What makes mirror work and bandhani timeless, and versatile

Come Navratri time and you will see the women in our country decked to the nines, with looks curated for all nine days. From matha pattis on their heads and bandhani lehengas to mirror work juttis, these make for the quintessential Navratri wardrobe.

While chaniya cholis are the traditional Gujarati attire worn for garba and dandiya dances, we have seen a shift to three-piece sets, co-ord sets, dhoti sarees and sharara ensembles that offer comfort and style. Fashion designer Hitayshi Shah says, “One thing that has remained a constant in these outfits are the traditional mirror work, bandhani and leheria print worn during these festivities.”

Riya Jain twirls in a mirror work bustier and lehenga skirt (Photo: Instagram)
Riya Jain twirls in a mirror work bustier and lehenga skirt (Photo: Instagram)

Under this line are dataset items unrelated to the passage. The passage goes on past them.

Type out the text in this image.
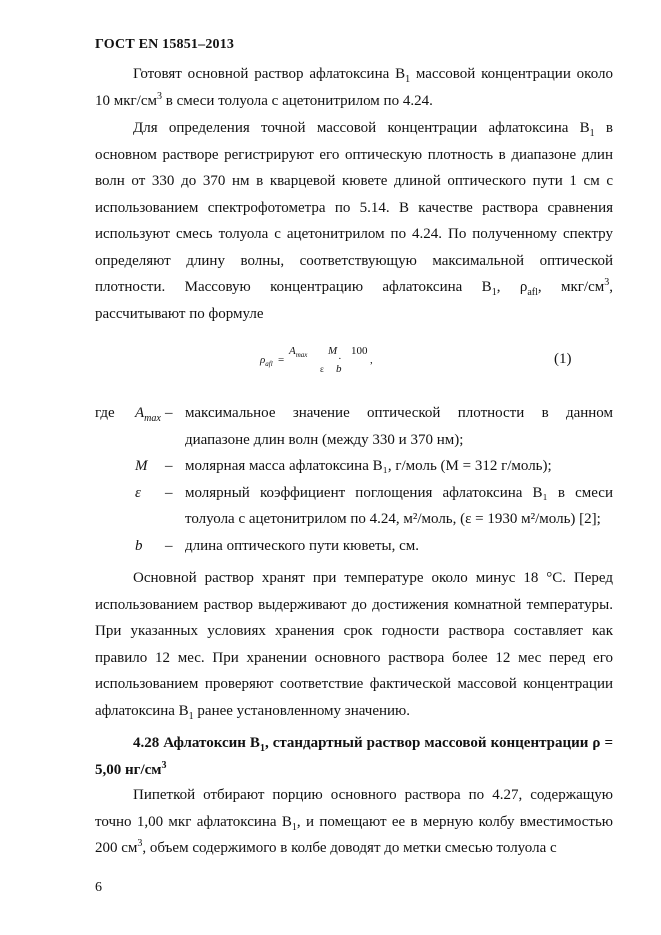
ГОСТ EN 15851–2013

Готовят основной раствор афлатоксина $B_1$ массовой концентрации около 10 мкг/$см^3$ в смеси толуола с ацетонитрилом по 4.24.

Для определения точной массовой концентрации афлатоксина $B_1$ в основном растворе регистрируют его оптическую плотность в диапазоне длин волн от 330 до 370 нм в кварцевой кювете длиной оптического пути 1 см с использованием спектрофотометра по 5.14. В качестве раствора сравнения используют смесь толуола с ацетонитрилом по 4.24. По полученному спектру определяют длину волны, соответствующую максимальной оптической плотности. Массовую концентрацию афлатоксина $B_1$, $\rho_{afl}$, мкг/$см^3$, рассчитывают по формуле

$\rho_{afl}$ =
$A_{max}$ M
·
100
ε b
,	(1)
где $A_{max}$ – максимальное значение оптической плотности в данном диапазоне длин волн (между 330 и 370 нм);
M – молярная масса афлатоксина B₁, г/моль (M = 312 г/моль);
ε – молярный коэффициент поглощения афлатоксина B₁ в смеси толуола с ацетонитрилом по 4.24, м²/моль, (ε = 1930 м²/моль) [2];
b – длина оптического пути кюветы, см.

Основной раствор хранят при температуре около минус 18 °С. Перед использованием раствор выдерживают до достижения комнатной температуры. При указанных условиях хранения срок годности раствора составляет как правило 12 мес. При хранении основного раствора более 12 мес перед его использованием проверяют соответствие фактической массовой концентрации афлатоксина $B_1$ ранее установленному значению.

4.28 Афлатоксин $B_1$, стандартный раствор массовой концентрации ρ = 5,00 $нг/см^3$

Пипеткой отбирают порцию основного раствора по 4.27, содержащую точно 1,00 мкг афлатоксина $B_1$, и помещают ее в мерную колбу вместимостью 200 $см^3$, объем содержимого в колбе доводят до метки смесью толуола с

6
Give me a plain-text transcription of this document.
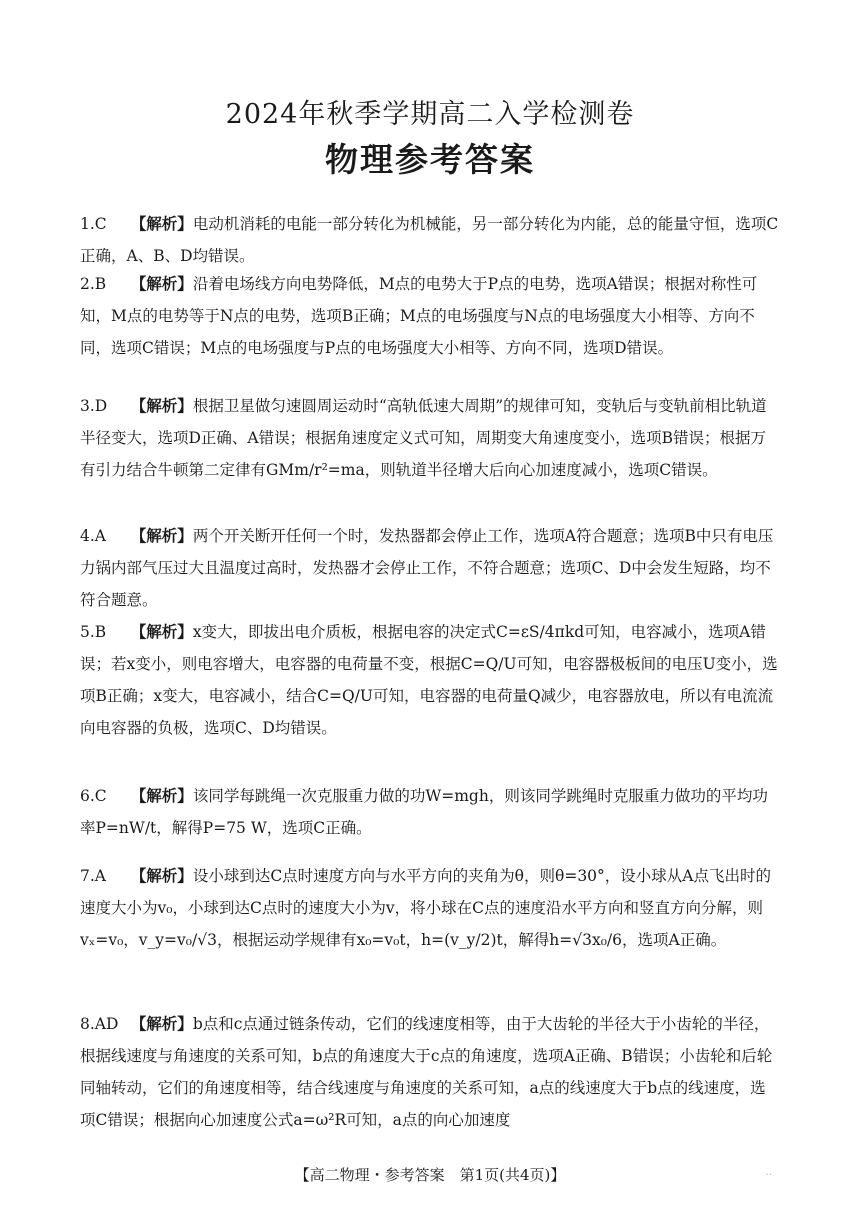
2024年秋季学期高二入学检测卷
物理参考答案
1.C 【解析】电动机消耗的电能一部分转化为机械能，另一部分转化为内能，总的能量守恒，选项C正确，A、B、D均错误。
2.B 【解析】沿着电场线方向电势降低，M点的电势大于P点的电势，选项A错误；根据对称性可知，M点的电势等于N点的电势，选项B正确；M点的电场强度与N点的电场强度大小相等、方向不同，选项C错误；M点的电场强度与P点的电场强度大小相等、方向不同，选项D错误。
3.D 【解析】根据卫星做匀速圆周运动时“高轨低速大周期”的规律可知，变轨后与变轨前相比轨道半径变大，选项D正确、A错误；根据角速度定义式可知，周期变大角速度变小，选项B错误；根据万有引力结合牛顿第二定律有GMm/r²=ma，则轨道半径增大后向心加速度减小，选项C错误。
4.A 【解析】两个开关断开任何一个时，发热器都会停止工作，选项A符合题意；选项B中只有电压力锅内部气压过大且温度过高时，发热器才会停止工作，不符合题意；选项C、D中会发生短路，均不符合题意。
5.B 【解析】x变大，即拔出电介质板，根据电容的决定式C=εS/4πkd可知，电容减小，选项A错误；若x变小，则电容增大，电容器的电荷量不变，根据C=Q/U可知，电容器极板间的电压U变小，选项B正确；x变大，电容减小，结合C=Q/U可知，电容器的电荷量Q减少，电容器放电，所以有电流流向电容器的负极，选项C、D均错误。
6.C 【解析】该同学每跳绳一次克服重力做的功W=mgh，则该同学跳绳时克服重力做功的平均功率P=nW/t，解得P=75 W，选项C正确。
7.A 【解析】设小球到达C点时速度方向与水平方向的夹角为θ，则θ=30°，设小球从A点飞出时的速度大小为v₀，小球到达C点时的速度大小为v，将小球在C点的速度沿水平方向和竖直方向分解，则vₓ=v₀，v_y=v₀/√3，根据运动学规律有x₀=v₀t，h=(v_y/2)t，解得h=√3x₀/6，选项A正确。
8.AD 【解析】b点和c点通过链条传动，它们的线速度相等，由于大齿轮的半径大于小齿轮的半径，根据线速度与角速度的关系可知，b点的角速度大于c点的角速度，选项A正确、B错误；小齿轮和后轮同轴转动，它们的角速度相等，结合线速度与角速度的关系可知，a点的线速度大于b点的线速度，选项C错误；根据向心加速度公式a=ω²R可知，a点的向心加速度
【高二物理・参考答案　第1页(共4页)】	··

While the craft of mirror work has a rich history dating back to 13th century Persia, it is now being modernised for its “timelessness and versatile appeal”, explains Shah, adding, “A type of hand embroidery, it also goes by the name of sheesha or abhala bharat embroidery. Mirror work includes attaching small pieces of mirror onto fabric”.

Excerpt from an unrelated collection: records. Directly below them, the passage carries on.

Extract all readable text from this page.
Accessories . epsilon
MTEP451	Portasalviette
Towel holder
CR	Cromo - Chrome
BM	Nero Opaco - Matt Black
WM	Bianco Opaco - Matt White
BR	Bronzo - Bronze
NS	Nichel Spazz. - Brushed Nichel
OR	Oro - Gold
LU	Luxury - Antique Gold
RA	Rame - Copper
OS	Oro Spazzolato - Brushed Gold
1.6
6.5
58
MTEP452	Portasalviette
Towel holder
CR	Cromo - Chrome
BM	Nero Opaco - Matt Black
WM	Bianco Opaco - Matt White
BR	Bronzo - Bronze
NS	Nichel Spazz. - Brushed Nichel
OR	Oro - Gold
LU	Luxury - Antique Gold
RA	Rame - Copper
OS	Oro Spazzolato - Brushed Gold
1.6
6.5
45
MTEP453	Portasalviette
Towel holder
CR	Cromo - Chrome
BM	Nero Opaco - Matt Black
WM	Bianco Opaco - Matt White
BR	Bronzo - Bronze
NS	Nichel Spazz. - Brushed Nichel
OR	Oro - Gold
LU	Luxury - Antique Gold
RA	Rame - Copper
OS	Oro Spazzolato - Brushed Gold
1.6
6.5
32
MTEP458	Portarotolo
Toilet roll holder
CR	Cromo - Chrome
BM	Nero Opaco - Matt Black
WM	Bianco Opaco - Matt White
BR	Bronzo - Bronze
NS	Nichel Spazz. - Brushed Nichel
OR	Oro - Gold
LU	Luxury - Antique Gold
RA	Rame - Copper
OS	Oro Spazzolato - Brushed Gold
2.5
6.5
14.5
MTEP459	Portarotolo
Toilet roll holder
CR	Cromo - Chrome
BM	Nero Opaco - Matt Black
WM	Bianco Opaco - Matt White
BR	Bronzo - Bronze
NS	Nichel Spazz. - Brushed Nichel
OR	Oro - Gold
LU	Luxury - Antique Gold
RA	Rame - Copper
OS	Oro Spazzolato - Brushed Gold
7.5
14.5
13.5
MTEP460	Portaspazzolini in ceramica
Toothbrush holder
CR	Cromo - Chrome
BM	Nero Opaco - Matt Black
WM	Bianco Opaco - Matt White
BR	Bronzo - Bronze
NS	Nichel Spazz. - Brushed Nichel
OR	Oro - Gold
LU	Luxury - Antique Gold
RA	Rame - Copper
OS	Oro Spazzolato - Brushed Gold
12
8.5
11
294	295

Alia Bhatt looks ethereal in a yellow and red dual ombre-toned bandhani saree (Photo: Instagram)
Alia Bhatt looks ethereal in a yellow and red dual ombre-toned bandhani saree (Photo: Instagram)

Bandhani is another popular print that makes an appearance during the festive season. With its tie and dye style, it remains a classic piece in any festive closet. Anirudh Kankatala, Director of Kankatala says, “Bandhani is crafted with the highest level of detailing and technique. The fabric is tied and then dyed and later knotted using needles to form a figurative design. Bandhani is not a weave. It’s a technique of work done on other fabrics such as kanchipuram, Banarasi, georgette, etc.” This centuries-old craft is native to Gujarat, Rajasthan and parts of Uttar Pradesh and its traces can be found in the Ajanta Caves in Maharashtra, where you will find depictions of women wearing such tie-dye clothes.

Kiara Advani dons a pair of green highwaisted bandhani flared pants with a bralette and organza dupatta (Photo: Instagram)
Kiara Advani dons a pair of green highwaisted bandhani flared pants with a bralette and organza dupatta (Photo: Instagram)

To make one saree, it take artisans anywhere from one to six weeks or even longer, if it has more intricate detailing.

Sukhmani Gambhir in a pink leheria saree with mirror work (Photo: Instagram)
Sukhmani Gambhir in a pink leheria saree with mirror work (Photo: Instagram)

Designers and fashionistas alike are making way for a new era of bandhani and mirror work as they give their own twist to it. While some choose to go the traditional route, couturiers with an innovative vision seek to make a mark by giving these age-old crafts a makeover. Actors Alia Bhatt and Kiara Advani have worn outfits with these designs on the red carpet, for festivities and other events, while fashion bloggers like Riya Jain and Sukhmani Gambhir take to their social media accounts to spread the charm of these designs.